犬系男子は猫系男子に恋をする

 朝の体育館は、まだ冷えていた。
 床に引かれた白線の上を、俺は無意識に踏み越えたり戻ったりしながら、台本の端を指でなぞっていた。

 向こう側で、怜が誰かと話している。

 ただそれだけのことなのに、胸の奥がざわついた。
 別に、変な距離じゃない。台本を覗き込んで、役の確認をしているだけだ。そう、分かってる。

 ――分かってる、はずなのに。

「……」

 喉の奥が、きゅっと鳴った。

 あんなふうに笑うんだな。
 あんな声で、相槌を打つんだな。

 俺の前では、もっと静かで、少し距離を取るくせに。

 いや、違う。
 それは俺が勝手にそう感じてるだけだ。怜は誰に対しても同じで、俺だけ特別じゃない。

 そう言い聞かせて、息を整える。

 今日は立ち稽古だ。
 触れない約束は、まだ続いている。

「春日」

 名前を呼ばれて、顔を上げると、怜がこちらへ歩いてくるところだった。
 制服の袖が、少し長い。風に揺れて、手首が覗く。

 距離が近づく。

 ――近い。

 それだけで、身体の奥が勝手に反応する。
 触れたい。話したい。抱きしめたい。

 全部、我慢する。

「ここ、動線確認しときたいんだけど……」

「あ、ああ。俺でよければ」

 言葉は平静でも、内側は忙しい。
 怜が立ち位置を示そうとして、一歩寄る。

 その瞬間、指先が俺の袖を掴んだ。

 ほんの一瞬。
 無意識の、癖みたいな動き。

 ――ダメだ。

 俺は動かなかった。
 動いたら、終わる気がしたから。

 見えない尻尾が、ぶん、と揺れそうになるのを、必死で踏みとどまる。
 大型犬が、待てを命じられてるみたいに。

「……ごめん」

 怜が小さく言って、手を離す。

 その「ごめん」が、胸に刺さった。

 謝ることじゃない。
 でも、それを言ったら、きっと全部溢れる。

 稽古が始まる。

 台詞を読み、動きを確認し、目線を合わせる。
 ロミオとジュリエットの距離は、近すぎる。

 目を見て、声を出す。
 それだけで、心拍が跳ね上がる。

 休憩時間。
 怜が別の男子に声をかけられた。

「三条、さっきの場面さ、ここどう思う?」

 台本を二人で覗き込む。
 距離が、また近い。

 頭の中で、何かが切れた。

「それ、俺がやる」

 気づいた時には、二人の間に立っていた。
 自分の声が、低い。

 相手が一瞬、目を瞬かせる。

「あ、春日。

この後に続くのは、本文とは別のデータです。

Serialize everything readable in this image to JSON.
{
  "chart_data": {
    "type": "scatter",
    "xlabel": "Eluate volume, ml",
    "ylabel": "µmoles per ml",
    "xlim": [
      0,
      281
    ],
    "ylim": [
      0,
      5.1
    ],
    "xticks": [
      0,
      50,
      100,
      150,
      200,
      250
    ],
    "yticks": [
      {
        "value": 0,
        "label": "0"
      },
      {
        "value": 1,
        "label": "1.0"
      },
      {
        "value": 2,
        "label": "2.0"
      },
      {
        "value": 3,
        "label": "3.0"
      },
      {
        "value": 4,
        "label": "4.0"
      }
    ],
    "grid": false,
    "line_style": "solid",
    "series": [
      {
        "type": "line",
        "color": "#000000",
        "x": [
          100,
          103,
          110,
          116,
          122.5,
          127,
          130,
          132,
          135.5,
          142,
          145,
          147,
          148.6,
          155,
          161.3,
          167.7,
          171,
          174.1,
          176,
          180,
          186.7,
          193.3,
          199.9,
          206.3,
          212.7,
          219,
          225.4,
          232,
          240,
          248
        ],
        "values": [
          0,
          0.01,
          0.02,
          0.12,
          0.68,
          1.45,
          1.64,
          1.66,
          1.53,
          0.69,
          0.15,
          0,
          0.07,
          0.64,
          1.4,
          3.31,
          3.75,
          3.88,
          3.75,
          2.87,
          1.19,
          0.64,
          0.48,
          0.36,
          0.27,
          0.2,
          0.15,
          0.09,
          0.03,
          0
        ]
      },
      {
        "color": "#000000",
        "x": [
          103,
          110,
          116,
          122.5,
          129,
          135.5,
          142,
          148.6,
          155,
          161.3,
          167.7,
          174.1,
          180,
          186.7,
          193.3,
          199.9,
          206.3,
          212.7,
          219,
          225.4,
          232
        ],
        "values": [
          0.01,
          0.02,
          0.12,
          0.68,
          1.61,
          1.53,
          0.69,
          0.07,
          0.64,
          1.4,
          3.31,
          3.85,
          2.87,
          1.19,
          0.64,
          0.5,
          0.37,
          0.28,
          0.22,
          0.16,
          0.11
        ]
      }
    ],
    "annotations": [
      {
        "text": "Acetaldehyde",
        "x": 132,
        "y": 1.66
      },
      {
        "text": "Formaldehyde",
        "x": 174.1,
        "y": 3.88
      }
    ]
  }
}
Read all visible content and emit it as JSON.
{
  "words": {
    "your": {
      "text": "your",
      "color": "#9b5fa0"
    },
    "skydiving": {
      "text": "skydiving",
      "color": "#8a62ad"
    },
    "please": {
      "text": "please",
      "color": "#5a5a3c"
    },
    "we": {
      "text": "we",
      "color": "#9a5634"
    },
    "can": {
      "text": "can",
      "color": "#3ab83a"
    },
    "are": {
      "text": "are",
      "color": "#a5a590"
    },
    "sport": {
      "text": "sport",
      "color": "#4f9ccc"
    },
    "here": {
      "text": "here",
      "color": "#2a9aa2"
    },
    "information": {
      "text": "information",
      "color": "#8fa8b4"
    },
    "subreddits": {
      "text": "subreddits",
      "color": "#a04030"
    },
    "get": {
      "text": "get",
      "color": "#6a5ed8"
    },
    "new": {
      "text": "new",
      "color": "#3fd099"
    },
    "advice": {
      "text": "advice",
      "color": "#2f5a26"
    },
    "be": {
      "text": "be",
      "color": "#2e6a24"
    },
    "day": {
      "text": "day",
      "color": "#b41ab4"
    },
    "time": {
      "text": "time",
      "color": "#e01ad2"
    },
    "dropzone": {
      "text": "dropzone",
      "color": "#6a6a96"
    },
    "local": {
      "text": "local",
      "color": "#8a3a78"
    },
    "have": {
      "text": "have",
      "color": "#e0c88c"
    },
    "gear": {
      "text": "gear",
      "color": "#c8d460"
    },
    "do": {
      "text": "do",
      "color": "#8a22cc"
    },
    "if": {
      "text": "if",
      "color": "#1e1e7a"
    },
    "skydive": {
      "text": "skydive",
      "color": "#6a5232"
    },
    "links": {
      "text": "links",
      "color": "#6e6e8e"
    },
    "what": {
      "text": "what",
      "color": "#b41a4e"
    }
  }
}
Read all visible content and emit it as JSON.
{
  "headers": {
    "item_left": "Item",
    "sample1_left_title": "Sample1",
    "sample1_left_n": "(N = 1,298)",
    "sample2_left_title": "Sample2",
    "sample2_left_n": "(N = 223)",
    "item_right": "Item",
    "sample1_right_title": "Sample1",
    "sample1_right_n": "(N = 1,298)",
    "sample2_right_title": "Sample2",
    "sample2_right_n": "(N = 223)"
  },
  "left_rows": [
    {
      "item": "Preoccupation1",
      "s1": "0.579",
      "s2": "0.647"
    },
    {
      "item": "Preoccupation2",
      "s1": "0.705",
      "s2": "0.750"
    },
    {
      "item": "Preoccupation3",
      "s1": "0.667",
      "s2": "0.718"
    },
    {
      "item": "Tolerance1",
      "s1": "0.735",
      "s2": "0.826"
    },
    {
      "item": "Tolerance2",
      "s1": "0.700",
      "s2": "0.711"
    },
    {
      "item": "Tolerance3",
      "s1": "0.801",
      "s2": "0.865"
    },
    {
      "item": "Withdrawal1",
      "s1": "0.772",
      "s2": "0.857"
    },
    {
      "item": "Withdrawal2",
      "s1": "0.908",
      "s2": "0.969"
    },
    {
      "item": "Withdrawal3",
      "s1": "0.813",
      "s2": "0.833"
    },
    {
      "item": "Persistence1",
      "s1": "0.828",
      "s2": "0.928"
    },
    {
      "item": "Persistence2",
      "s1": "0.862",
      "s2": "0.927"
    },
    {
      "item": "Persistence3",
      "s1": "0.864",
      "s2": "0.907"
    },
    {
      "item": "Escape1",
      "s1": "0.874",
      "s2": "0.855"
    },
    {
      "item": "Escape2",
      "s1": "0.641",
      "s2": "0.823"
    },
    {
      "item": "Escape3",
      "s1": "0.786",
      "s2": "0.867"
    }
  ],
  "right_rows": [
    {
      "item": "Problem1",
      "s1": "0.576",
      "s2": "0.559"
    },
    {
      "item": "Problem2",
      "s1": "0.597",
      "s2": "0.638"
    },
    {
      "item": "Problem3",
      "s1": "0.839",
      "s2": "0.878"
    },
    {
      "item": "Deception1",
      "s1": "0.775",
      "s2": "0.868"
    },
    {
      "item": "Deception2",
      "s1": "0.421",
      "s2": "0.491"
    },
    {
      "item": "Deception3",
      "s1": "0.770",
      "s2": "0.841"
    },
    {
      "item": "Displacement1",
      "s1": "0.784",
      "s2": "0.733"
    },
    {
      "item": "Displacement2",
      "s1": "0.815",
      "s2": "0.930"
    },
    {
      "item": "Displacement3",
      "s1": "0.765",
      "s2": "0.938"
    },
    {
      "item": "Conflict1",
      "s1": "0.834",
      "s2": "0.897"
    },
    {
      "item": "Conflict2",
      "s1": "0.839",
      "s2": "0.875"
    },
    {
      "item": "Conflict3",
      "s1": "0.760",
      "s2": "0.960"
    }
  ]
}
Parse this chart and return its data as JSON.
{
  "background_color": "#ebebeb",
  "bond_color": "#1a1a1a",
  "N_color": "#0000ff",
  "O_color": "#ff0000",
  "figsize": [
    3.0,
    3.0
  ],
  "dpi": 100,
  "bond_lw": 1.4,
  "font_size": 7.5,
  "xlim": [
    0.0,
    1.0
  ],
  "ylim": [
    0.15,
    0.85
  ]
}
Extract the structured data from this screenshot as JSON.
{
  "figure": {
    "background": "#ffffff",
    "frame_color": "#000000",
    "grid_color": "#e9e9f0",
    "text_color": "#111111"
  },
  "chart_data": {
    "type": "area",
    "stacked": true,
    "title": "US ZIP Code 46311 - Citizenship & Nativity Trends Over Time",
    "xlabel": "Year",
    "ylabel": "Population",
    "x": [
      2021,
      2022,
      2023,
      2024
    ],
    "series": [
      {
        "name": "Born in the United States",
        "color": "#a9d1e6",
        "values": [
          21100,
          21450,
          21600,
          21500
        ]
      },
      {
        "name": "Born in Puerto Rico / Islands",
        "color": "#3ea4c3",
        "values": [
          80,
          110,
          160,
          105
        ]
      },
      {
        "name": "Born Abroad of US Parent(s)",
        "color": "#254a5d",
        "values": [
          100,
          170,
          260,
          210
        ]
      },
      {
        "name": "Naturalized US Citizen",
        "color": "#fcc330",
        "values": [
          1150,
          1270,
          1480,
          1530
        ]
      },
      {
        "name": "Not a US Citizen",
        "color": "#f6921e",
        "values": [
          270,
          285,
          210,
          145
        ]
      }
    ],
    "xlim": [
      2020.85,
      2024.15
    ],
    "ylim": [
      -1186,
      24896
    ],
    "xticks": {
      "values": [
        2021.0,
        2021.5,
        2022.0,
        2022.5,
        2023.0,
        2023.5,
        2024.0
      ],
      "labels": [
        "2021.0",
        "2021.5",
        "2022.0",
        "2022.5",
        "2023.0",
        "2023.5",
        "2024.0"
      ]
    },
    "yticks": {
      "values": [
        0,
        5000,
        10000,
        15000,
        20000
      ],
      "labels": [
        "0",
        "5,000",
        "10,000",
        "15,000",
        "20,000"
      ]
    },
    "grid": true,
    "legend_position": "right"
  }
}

別に――」

「ロミオ役は俺だろ」

 空気が、止まる。

 誰かが苦笑いで言った。

「春日、独占欲強くね?」

 否定しようとして、言葉が出なかった。

 ……強いに決まってる。

 だって。

 怜が、俺の前にいる。

 視線の先で、怜が少し困った顔をした。
 そして、小さく頭を下げる。

「……ごめん。気にすると思わなくて」

 その一言で、胸が締め付けられた。

 違う。
 気にするのは、俺が勝手なんだ。

 でも、抑えられない。

 稽古が再開する。
 感情の強いシーンだ。

「――君の光で、僕は生きている」

 台詞を吐きながら、怜を見る。
 近い。息遣いが分かる。

 触れない約束が、ただの線に思えてくる。

 抱きしめたい。
 腕を回して、逃がしたくない。

 でも、壊したくない。

 俺の感情で、怜を縛りたくない。

 稽古が終わり、人が引いていく。
 体育館に残ったのは、俺だけだった。

 壁に手をつく。
 呼吸が荒い。

「……っ」

 拳を握る。

 言いたい。
 欲しい。
 触れたい。

 でも最後に出た言葉は、ひとつだけだった。

「……壊したくない」

 夜。
 家で、スマホを開く。

 怜からのLINE。

『今日はありがとう』

 それだけで、胸が苦しくなる。

 触れないって約束。
 守ってるの、俺だけかもしれない。

 でも――それでも。

 壊すより、我慢を選ぶ。

 見えない尻尾を、今日も必死で抑えながら。